The House of Representatives voted 222-190 Wednesday to create a select committee to investigate the deadly Jan. 6 attack on the U.S. Capitol carried out by supporters of then-President Donald Trump. The mob stormed the building in an effort to stop Congress from certifying Joe Biden’s win in the 2020 presidential election.
Wednesday’s vote fell largely along party lines, with just two House Republicans joining all 220 Democrats in supporting the resolution. House Speaker Nancy Pelosi introduced the measure after Republicans in the Senate blocked the creation of an independent commission to investigate the riot.
“Sadly, as of last week, there remains no prospect for additional votes from Republican Senators to create the National Commission to Investigate the January 6th Attack on the United States Capitol Complex,” Pelosi said in a statement Monday on the resolution to create a select committee.
More than 140 law enforcement officers were injured in the violence that unfolded on Jan. 6, and five people, including a Capitol Police officer, were killed.
Last month, the House passed a bipartisan bill to create an independent Jan. 6 commission modeled after the one formed in the aftermath of the terror attacks of Sept. 11, 2001. But that bill failed to overcome a filibuster in the Senate after Minority Leader Mitch McConnell reportedly rallied Republicans to vote against it — a move Pelosi derided as “cowardly.”
Although Pelosi made clear she preferred to have an independent commission investigate the circumstances surrounding the events of Jan. 6, she announced last week that she would move forward with establishing a House select committee. “It is imperative that we seek the truth as to what happened,” she told reporters.
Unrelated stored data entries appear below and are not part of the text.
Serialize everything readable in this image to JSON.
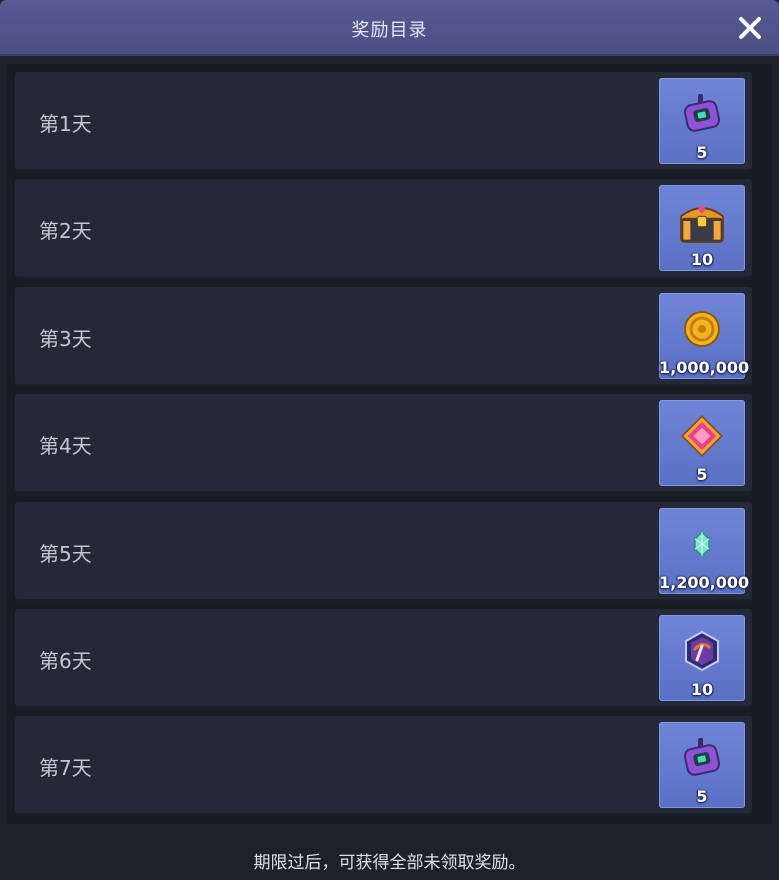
{
  "window": {
    "title": "奖励目录"
  },
  "rows": [
    {
      "day": "第1天",
      "icon": "walkie-talkie-icon",
      "quantity": "5"
    },
    {
      "day": "第2天",
      "icon": "treasure-chest-icon",
      "quantity": "10"
    },
    {
      "day": "第3天",
      "icon": "gold-coin-icon",
      "quantity": "1,000,000"
    },
    {
      "day": "第4天",
      "icon": "pink-gem-icon",
      "quantity": "5"
    },
    {
      "day": "第5天",
      "icon": "green-crystal-icon",
      "quantity": "1,200,000"
    },
    {
      "day": "第6天",
      "icon": "pickaxe-badge-icon",
      "quantity": "10"
    },
    {
      "day": "第7天",
      "icon": "walkie-talkie-icon",
      "quantity": "5"
    }
  ],
  "footer": {
    "note": "期限过后，可获得全部未领取奖励。"
  },
  "colors": {
    "titlebar": "#575a93",
    "item_slot": "#6f85d8",
    "row_bg": "#232936"
  }
}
Under the resolution passed Wednesday, Pelosi will personally select eight members of the 13-member committee, including its chair. The committee will have subpoena power and a broad mandate to “investigate the facts, circumstances, and causes relating to the domestic terrorist attack on the Capitol.” Rep. Kevin McCarthy, the House Republican leader, will consult with Pelosi on who will fill the remaining five seats, but the speaker will ultimately decide who will serve.
It’s not clear which Republicans, if any, McCarthy plans to recommend for the committee. He opposed the bill to create an independent Jan. 6 commission and was similarly dismissive of Pelosi’s proposal to form a select committee, suggesting it was politically motivated and unnecessary in light of several other ongoing criminal and congressional investigations into the attack.
The speaker has also reportedly been considering appointing a Republican, although she has not indicated who that might be. GOP Reps. Liz Cheney and Adam Kinzinger, both outspoken critics of Trump, were the only members of their party to vote Wednesday in favor of creating the commission and are thought to be leading contenders to serve on it. In May, 35 House Republicans voted in favor of the bipartisan bill to create an independent Jan. 6 commission.
Among the opponents of the select committee was Rep. John Katko, R-N.Y., the ranking Republican on the House Homeland Security Committee. He helped negotiate the deal for the initial Jan. 6 commission bill, but later pledged to vote against the select committee, calling it a "turbocharged partisan exercise."
Rep. Bennie Thompson, D-Miss., rumored to be Pelosi’s choice to chair the committee, issued a statement following Wednesday’s vote thanking the two Republicans who broke with their party.
“Democrats tried and tried to reach agreement with Republicans on launching an independent, bipartisan investigation into the attack on the citadel of our democracy, but it is now evident that most on the other side of the aisle are unwilling to get at the unvarnished truth of not only why a mob of Americans violently attacked the Capitol but also, why the government failed, at all levels, to stop it,” Thompson said in his statement.